EGU21-15857, updated on 04 Mar 2021
https://doi.org/10.5194/egusphere-egu21-15857
EGU General Assembly 2021
© Author(s) 2021. This work is distributed under
the Creative Commons Attribution 4.0 License.

 Spatio-temporal characterization of rainfall using an innovative trend and discrete wavelet transformation approaches in Bhakra catchment, India

Neha Gupta and Sagar Chavan
Neha Gupta and Sagar Chavan
  • INDIAN INSTITUTE OF TECHNOLOGY, ROPAR, CIVIL ENGINEERING, India (2017cez0006@iitrpr.ac.in)
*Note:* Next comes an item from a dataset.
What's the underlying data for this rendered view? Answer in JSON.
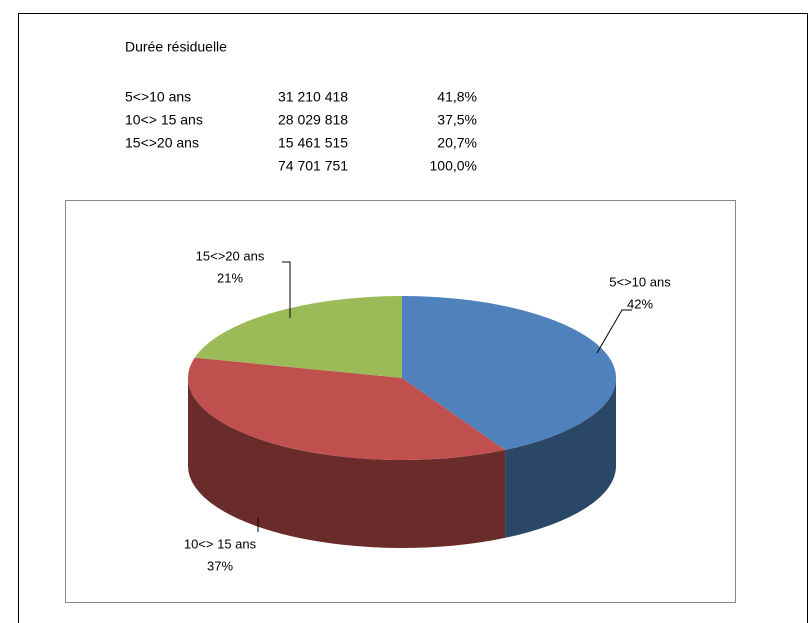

Using a high-resolution daily gridded rainfall data of 0.25° from the Indian Meteorological Department (IMD), the present study investigates the detailed characteristics of rainfall in the Bhakra Catchment from 1901 to 2019. The long term spatial and temporal rainfall variations in Bhakra Catchment are not well explored. The spatial pattern of rainfall regimes in this catchment is identified by estimating index like the precipitation concentration index (PCI) and seasonality index (SI). Extreme rainfall trends on annual and seasonal basis are examined using the innovative trend analysis (ITA) method. Reliability of ITA was assessed by comparing them with widely applied Mann–Kendall (MK) or modified Mann–Kendall (mMK) test results. Furthermore, the change in two halves of rainfall series is estimated using percent bias technique for estimating changes in rainfall. Changes in slopes are estimated by using Sen’s slope estimator (Q). Discrete wavelet transform (DWT) in conjunction with Sequential Mann–Kendall test (SQMK) is employed to find out the dominant periodicity in rainfall patterns. The effectiveness of the graphical method in qualitative analysis can be seen, while DWT is found efficient in identifying periodicity. Both positive and negative trends are detected in annual and seasonal time series over the study area. The outcomes of this study may be helpful in the planning and management of water resources projects in the catchment along with the planning of mitigation measures to alleviate the effects of climate change under extreme rainfall conditions.

How to cite: Gupta, N. and Chavan, S.:  Spatio-temporal characterization of rainfall using an innovative trend and discrete wavelet transformation approaches in Bhakra catchment, India, EGU General Assembly 2021, online, 19–30 Apr 2021, EGU21-15857, https://doi.org/10.5194/egusphere-egu21-15857, 2021.

This abstract will not be presented.